Keeping with yesterday’s meme about SMS (text messaging), we want to highlight some confirmed information care of Tomi Ahonen and his consulting services. I’ll let the work speak for itself:
That changed this week, as we received the brand new Ofcom study of international telecoms markets. They surveyed 5,636 consumers in six major countries on three continents and part of the usage survey were questions ‘do you use SMS on your mobile phone’ and ‘do you use voice calls on your mobile phone’ And for the first time we have solid comparable measurements.
The countries are all in the ‘Industrialized World’ and are Australia, France, Germany, Italy, the UK and the USA. They found SMS usage levels from a low of 64% in the USA to a high of 86% in Australia. They also found voice calls ranging from a low of 68% in Italy to a high of 80% in Germany. The population-weighed average of the six countries gives an average SMS usage level of 71.52% for SMS, vs 71.48% for voice calls. So these percentages are ‘per capita’ and not ‘per subscription’ by which more often SMS usage levels are reported. The actual human consumer ‘per capita’ measurement is more accurate obviously, as it ignores the phenomenon of multiple subscriptions and multiple phones on the same person. And we have massive news! We have JUST passed the tipping point.

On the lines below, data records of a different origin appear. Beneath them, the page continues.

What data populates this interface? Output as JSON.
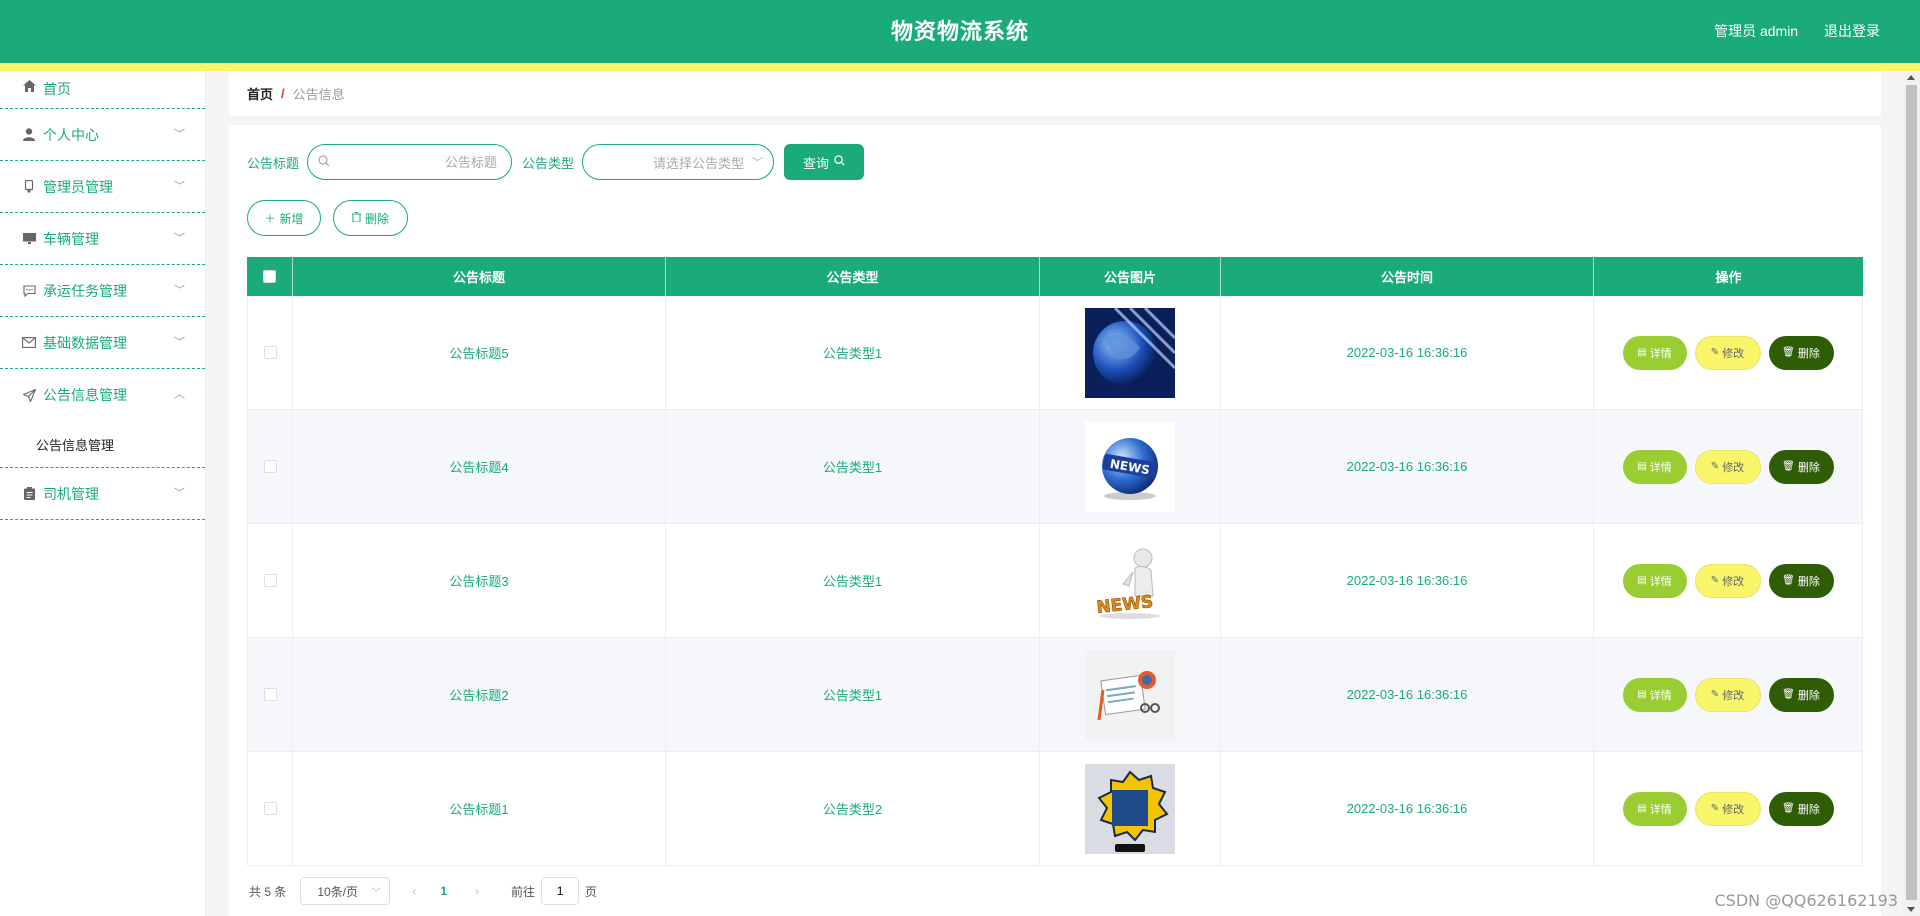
{
  "header": {
    "title": "物资物流系统",
    "user": "管理员 admin",
    "logout": "退出登录"
  },
  "sidebar": {
    "items": [
      {
        "label": "首页",
        "icon": "home-icon"
      },
      {
        "label": "个人中心",
        "icon": "user-icon"
      },
      {
        "label": "管理员管理",
        "icon": "admin-icon"
      },
      {
        "label": "车辆管理",
        "icon": "monitor-icon"
      },
      {
        "label": "承运任务管理",
        "icon": "chat-icon"
      },
      {
        "label": "基础数据管理",
        "icon": "mail-icon"
      },
      {
        "label": "公告信息管理",
        "icon": "send-icon"
      },
      {
        "label": "司机管理",
        "icon": "clipboard-icon"
      }
    ],
    "submenu": "公告信息管理"
  },
  "breadcrumb": {
    "home": "首页",
    "separator": "/",
    "current": "公告信息"
  },
  "search": {
    "title_label": "公告标题",
    "title_placeholder": "公告标题",
    "type_label": "公告类型",
    "type_placeholder": "请选择公告类型",
    "query_button": "查询"
  },
  "actions": {
    "add": "新增",
    "delete": "删除"
  },
  "table": {
    "headers": [
      "公告标题",
      "公告类型",
      "公告图片",
      "公告时间",
      "操作"
    ],
    "rows": [
      {
        "title": "公告标题5",
        "type": "公告类型1",
        "image": "globe-network-image",
        "time": "2022-03-16 16:36:16"
      },
      {
        "title": "公告标题4",
        "type": "公告类型1",
        "image": "news-globe-image",
        "time": "2022-03-16 16:36:16"
      },
      {
        "title": "公告标题3",
        "type": "公告类型1",
        "image": "news-figure-image",
        "time": "2022-03-16 16:36:16"
      },
      {
        "title": "公告标题2",
        "type": "公告类型1",
        "image": "newspaper-image",
        "time": "2022-03-16 16:36:16"
      },
      {
        "title": "公告标题1",
        "type": "公告类型2",
        "image": "breaking-news-image",
        "time": "2022-03-16 16:36:16"
      }
    ],
    "row_actions": {
      "detail": "详情",
      "edit": "修改",
      "remove": "删除"
    }
  },
  "pagination": {
    "total": "共 5 条",
    "page_size": "10条/页",
    "current_page": "1",
    "goto_label": "前往",
    "goto_value": "1",
    "page_suffix": "页"
  },
  "watermark": "CSDN @QQ626162193",
  "colors": {
    "primary": "#1aab78",
    "accent_yellow": "#f8f56a",
    "detail_green": "#9acd32",
    "delete_dark_green": "#2e5d06"
  }
}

First, on the measurement, if you prefer to use the statistic of ‘per subscriber’ rather than ‘per capita’ – then the subcription-weighed numbers are even more strongly in favor of SMS ie 72.4% vs 71.5%…
Read the latest Communications Market Report at the Ofcom website.
Such a study should have some profound implications towards how you pursue efforts in mobile ministry. Not that you should forget your applications, nor that your mobile web efforts are worthless. You should do those, but to gain the best reach (and in some works that I have read in the past, the best response rates for your efforts), text messaging should be a signifying part of your planning.
“But, Antoine. If we do text, then we miss that face-to-face connection. And if we only see their heads down, then how will we know that the message reached them?” Always valid questions, however, these are borne in a sense of you not having control over the message’s end point. If you are fostering culture appropriate communication patterns, or at the worst adjusting to the changes in communication streams across economies and age groups, then this won’t be the problem as you will be able to get the feedback you desire, the face-to-face moments will happen. We are designed to connect to one another, anything that increases the friction to do so (yes, even forced meetings in small groups and social events) will degrade any ability to connect. SMS is such that it offers so little friction, that it flat out works. Add to that how cheap it is for most folks, and you have the activities which broker this report.
Take a look at the companies we list for SMS services, some are platforms, others allow you to build your own solution. Yes, it might take some more work, butch attention, until video (via MMS and web) becomes more normal than not, this is the route towards making your efforts count in less than 160 characters.